Back to EUR-Lex homepage

This document is an excerpt from the EUR-Lex website

Document 92002E002162

WRITTEN QUESTION E-2162/02 by Daniel Hannan (PPE-DE) to the Commission. EU Special Representative in Bosnia.

OJ C 242E, 9.10.2003, p. 8–9 (ES, DA, DE, EL, EN, FR, IT, NL, PT, FI, SV)

European Parliament's website


WRITTEN QUESTION E-2162/02 by Daniel Hannan (PPE-DE) to the Commission. EU Special Representative in Bosnia.

Official Journal 242 E , 09/10/2003 P. 0008 - 0009


by Daniel Hannan (PPE-DE) to the Commission

(18 July 2002)

Subject: EU Special Representative in Bosnia

Can the Commission say how much Lord Ashdown is paid in his capacity as EU Special Representative in Bosnia? What financing is provided by the EU for his office?

With reference to the sacking and barring from future public office by Lord Ashdown of the democratically-elected Deputy Prime Minister of the Muslim-Croat Federation, Nikola Grabovac, can it say whether democratic standards will really be fostered in the new country when an unelected foreigner wields such arbitrary power in this manner? To quote the office of the Special Representative: This is about political responsibility. If Bosnia is to become part of Europe, then it needs to adopt these sorts of European standards. Is Lord Ashdown teaching Bosnians a European standard of public behaviour? If so, why has the Commission never publicly condemned any of the instances of massive fraud revealed in political parties in the EU? If not, will the Commission be reprimanding Lord Ashdown for his dictatorial behaviour, which is unacceptable from a representative of democratic European countries?

Answer given by Mr Patten on behalf of the Commission

(23 September 2002)

Lord Ashdown was appointed Union Special Representative in Bosnia and Herzegovina (double-hatted) under a Council Joint Action (2002/211/CFSP) of 11 March 2002. He receives no Union remuneration in his capacity as Union Special Representative in Bosnia and Herzegovina (BiH).

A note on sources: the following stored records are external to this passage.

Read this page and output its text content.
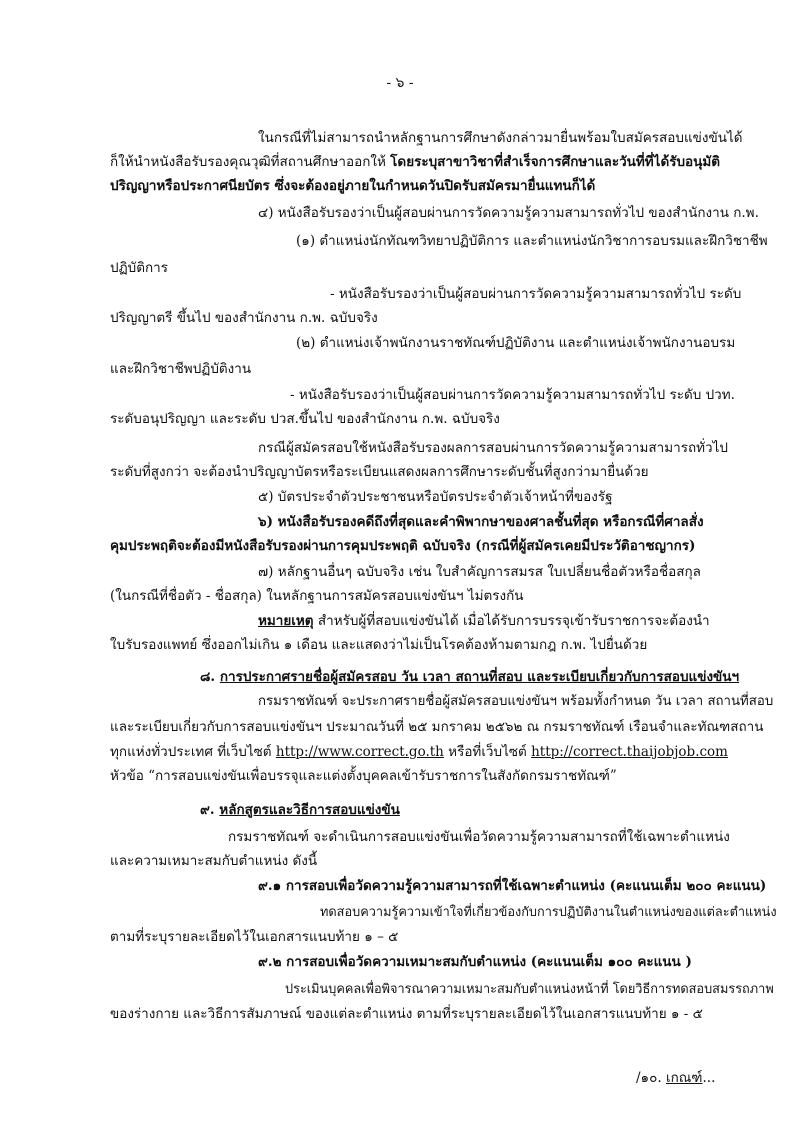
- ๖ -
ในกรณีที่ไม่สามารถนำหลักฐานการศึกษาดังกล่าวมายื่นพร้อมใบสมัครสอบแข่งขันได้
ก็ให้นำหนังสือรับรองคุณวุฒิที่สถานศึกษาออกให้ โดยระบุสาขาวิชาที่สำเร็จการศึกษาและวันที่ที่ได้รับอนุมัติ
ปริญญาหรือประกาศนียบัตร ซึ่งจะต้องอยู่ภายในกำหนดวันปิดรับสมัครมายื่นแทนก็ได้
๔) หนังสือรับรองว่าเป็นผู้สอบผ่านการวัดความรู้ความสามารถทั่วไป ของสำนักงาน ก.พ.
(๑) ตำแหน่งนักทัณฑวิทยาปฏิบัติการ และตำแหน่งนักวิชาการอบรมและฝึกวิชาชีพ
ปฏิบัติการ
- หนังสือรับรองว่าเป็นผู้สอบผ่านการวัดความรู้ความสามารถทั่วไป ระดับ
ปริญญาตรี ขึ้นไป ของสำนักงาน ก.พ. ฉบับจริง
(๒) ตำแหน่งเจ้าพนักงานราชทัณฑ์ปฏิบัติงาน และตำแหน่งเจ้าพนักงานอบรม
และฝึกวิชาชีพปฏิบัติงาน
- หนังสือรับรองว่าเป็นผู้สอบผ่านการวัดความรู้ความสามารถทั่วไป ระดับ ปวท.
ระดับอนุปริญญา และระดับ ปวส.ขึ้นไป ของสำนักงาน ก.พ. ฉบับจริง
กรณีผู้สมัครสอบใช้หนังสือรับรองผลการสอบผ่านการวัดความรู้ความสามารถทั่วไป
ระดับที่สูงกว่า จะต้องนำปริญญาบัตรหรือระเบียนแสดงผลการศึกษาระดับชั้นที่สูงกว่ามายื่นด้วย
๕) บัตรประจำตัวประชาชนหรือบัตรประจำตัวเจ้าหน้าที่ของรัฐ
๖) หนังสือรับรองคดีถึงที่สุดและคำพิพากษาของศาลชั้นที่สุด หรือกรณีที่ศาลสั่ง
คุมประพฤติจะต้องมีหนังสือรับรองผ่านการคุมประพฤติ ฉบับจริง (กรณีที่ผู้สมัครเคยมีประวัติอาชญากร)
๗) หลักฐานอื่นๆ ฉบับจริง เช่น ใบสำคัญการสมรส ใบเปลี่ยนชื่อตัวหรือชื่อสกุล
(ในกรณีที่ชื่อตัว - ชื่อสกุล) ในหลักฐานการสมัครสอบแข่งขันฯ ไม่ตรงกัน
หมายเหตุ สำหรับผู้ที่สอบแข่งขันได้ เมื่อได้รับการบรรจุเข้ารับราชการจะต้องนำ
ใบรับรองแพทย์ ซึ่งออกไม่เกิน ๑ เดือน และแสดงว่าไม่เป็นโรคต้องห้ามตามกฎ ก.พ. ไปยื่นด้วย
๘. การประกาศรายชื่อผู้สมัครสอบ วัน เวลา สถานที่สอบ และระเบียบเกี่ยวกับการสอบแข่งขันฯ
กรมราชทัณฑ์ จะประกาศรายชื่อผู้สมัครสอบแข่งขันฯ พร้อมทั้งกำหนด วัน เวลา สถานที่สอบ
และระเบียบเกี่ยวกับการสอบแข่งขันฯ ประมาณวันที่ ๒๕ มกราคม ๒๕๖๒ ณ กรมราชทัณฑ์ เรือนจำและทัณฑสถาน
ทุกแห่งทั่วประเทศ ที่เว็บไซต์ http://www.correct.go.th หรือที่เว็บไซต์ http://correct.thaijobjob.com
หัวข้อ “การสอบแข่งขันเพื่อบรรจุและแต่งตั้งบุคคลเข้ารับราชการในสังกัดกรมราชทัณฑ์”
๙. หลักสูตรและวิธีการสอบแข่งขัน
กรมราชทัณฑ์ จะดำเนินการสอบแข่งขันเพื่อวัดความรู้ความสามารถที่ใช้เฉพาะตำแหน่ง
และความเหมาะสมกับตำแหน่ง ดังนี้
๙.๑ การสอบเพื่อวัดความรู้ความสามารถที่ใช้เฉพาะตำแหน่ง (คะแนนเต็ม ๒๐๐ คะแนน)
ทดสอบความรู้ความเข้าใจที่เกี่ยวข้องกับการปฏิบัติงานในตำแหน่งของแต่ละตำแหน่ง
ตามที่ระบุรายละเอียดไว้ในเอกสารแนบท้าย ๑ – ๕
๙.๒ การสอบเพื่อวัดความเหมาะสมกับตำแหน่ง (คะแนนเต็ม ๑๐๐ คะแนน )
ประเมินบุคคลเพื่อพิจารณาความเหมาะสมกับตำแหน่งหน้าที่ โดยวิธีการทดสอบสมรรถภาพ
ของร่างกาย และวิธีการสัมภาษณ์ ของแต่ละตำแหน่ง ตามที่ระบุรายละเอียดไว้ในเอกสารแนบท้าย ๑ - ๕
/๑๐. เกณฑ์...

However, financing is provided for the operating costs of the Office of the High Representative under Council Regulation (EC) No 1080/2000 of 22 May 2000. In 2002 this financing is set at EUR 13 307 million.

Lord Ashdown dismissed Nikola Grabovac because, in his judgement, the latter had failed to supervise actively his ministry and to perform effectively the function of the Federation Minister of Finance. Mr Grabovac also failed to show the required leadership by taking political responsibility for the loss of 1,7 million KM from the public purse. The powers of the High Representative do not derive from democratic election; but they are not arbitrary. They are conferred on him by annex 10 of the Dayton Peace Agreement and by the December 1997 Bonn Peace Implementation Council. In exercising his Bonn powers the aim of the High Representative is to promote implementation of the Dayton Peace Agreement and a self-sustaining peace in Bosnia in which international supervision is, in due course, no longer necessary. The Union's efforts in BiH are designed to help the country make progress in the Stabilisation and Association process, and to realise its aspirations as a potential candidate for Union membership to become a member of the Union one day. But like other potential candidates, BiH must show that is willing, over time, to take on the obligations that would come with eventual Union membership.

The Commission strongly supports Lord Ashdown in his work as High Representative, and his decision in this case.